Recebi um email dele, o cara perfeito: “Ainda tem medo de se envolver e continua fugindo das relações?”. Fiquei um pouco surpresa. Mal me lembrava de nossa última conversa, demorei para conectar o assunto, e então, ao compreender, respondi: “Não há como fugir das relações. Se eu não me envolver, não serei feliz, certo? Sofrer é apenas uma consequência. Aprendi isso com o tempo”.
Trocamos e-mails por mais de uma semana. Ele entraria em férias em poucos dias e pretendia passar uma semana em São Paulo antes de viajar à Buenos Aires. Nos encontramos na praia. Caminhamos, tomamos açaí, rimos do passado, das coincidências da vida, dos nossos vários encontros e desencontros... eu estava comentando sobre a viagem, quando ele me beijou. Um beijo gelado, com gosto de açaí, misturado ao sorriso de garoto, de menino perfeito, que ele tem.
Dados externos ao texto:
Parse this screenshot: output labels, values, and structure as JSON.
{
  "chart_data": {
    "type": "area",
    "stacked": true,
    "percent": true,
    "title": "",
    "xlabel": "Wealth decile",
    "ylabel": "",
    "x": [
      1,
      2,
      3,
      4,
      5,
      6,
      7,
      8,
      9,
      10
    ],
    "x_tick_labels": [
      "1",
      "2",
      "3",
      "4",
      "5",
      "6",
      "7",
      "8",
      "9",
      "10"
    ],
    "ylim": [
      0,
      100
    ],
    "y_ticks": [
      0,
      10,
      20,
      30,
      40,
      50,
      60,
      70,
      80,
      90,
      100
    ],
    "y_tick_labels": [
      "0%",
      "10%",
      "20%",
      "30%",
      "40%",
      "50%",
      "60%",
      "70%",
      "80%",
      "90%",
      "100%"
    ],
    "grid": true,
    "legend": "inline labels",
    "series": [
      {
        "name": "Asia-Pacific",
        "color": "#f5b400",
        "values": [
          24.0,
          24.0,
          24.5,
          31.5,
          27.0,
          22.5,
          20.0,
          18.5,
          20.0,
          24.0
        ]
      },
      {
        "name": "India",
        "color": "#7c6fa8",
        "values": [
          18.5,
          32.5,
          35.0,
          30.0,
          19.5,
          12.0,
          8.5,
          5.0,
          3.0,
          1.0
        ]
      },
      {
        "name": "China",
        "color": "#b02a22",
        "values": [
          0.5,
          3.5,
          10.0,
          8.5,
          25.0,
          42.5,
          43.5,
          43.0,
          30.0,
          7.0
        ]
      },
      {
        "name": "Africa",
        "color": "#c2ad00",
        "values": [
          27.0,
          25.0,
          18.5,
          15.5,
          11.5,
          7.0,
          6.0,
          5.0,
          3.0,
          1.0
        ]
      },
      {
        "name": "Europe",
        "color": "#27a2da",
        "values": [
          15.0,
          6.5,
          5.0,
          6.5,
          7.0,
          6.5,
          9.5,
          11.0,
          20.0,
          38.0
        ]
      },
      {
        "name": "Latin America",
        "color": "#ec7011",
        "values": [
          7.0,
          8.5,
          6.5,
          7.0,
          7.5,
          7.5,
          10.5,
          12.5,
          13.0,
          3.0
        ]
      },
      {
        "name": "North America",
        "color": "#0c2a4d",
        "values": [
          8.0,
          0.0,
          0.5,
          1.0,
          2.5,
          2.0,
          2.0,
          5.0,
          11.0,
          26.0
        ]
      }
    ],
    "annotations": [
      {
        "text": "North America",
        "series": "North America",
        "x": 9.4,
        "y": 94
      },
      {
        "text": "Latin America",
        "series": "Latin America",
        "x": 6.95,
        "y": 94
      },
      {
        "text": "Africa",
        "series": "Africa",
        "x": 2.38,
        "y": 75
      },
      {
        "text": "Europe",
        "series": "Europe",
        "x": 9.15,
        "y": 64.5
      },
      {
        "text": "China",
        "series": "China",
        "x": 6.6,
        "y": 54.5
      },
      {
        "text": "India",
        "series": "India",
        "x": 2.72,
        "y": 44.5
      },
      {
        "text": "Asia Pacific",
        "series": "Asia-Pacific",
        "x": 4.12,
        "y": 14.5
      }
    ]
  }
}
Durante todo o mês, ele ia para a casa dos pais, visitava os antigos amigos, foi à Buenos Aires, viajava para as cidades próximas, de carro, e toda vez que estávamos longe, brigávamos por alguma boba razão, mas sempre, no final do dia ou da semana, ele voltava para mim e todas as discussões deixavam de fazer sentido. Ele me fazia bem, não vou negar, mas também não posso ignorar o motivo. No fundo, eu estava usando-o para provar a mim mesma de que eu era capaz de me envolver rapidamente por outra pessoa, como se o último relacionamento não tivesse significado nada. O problema é que demorei a perceber isso.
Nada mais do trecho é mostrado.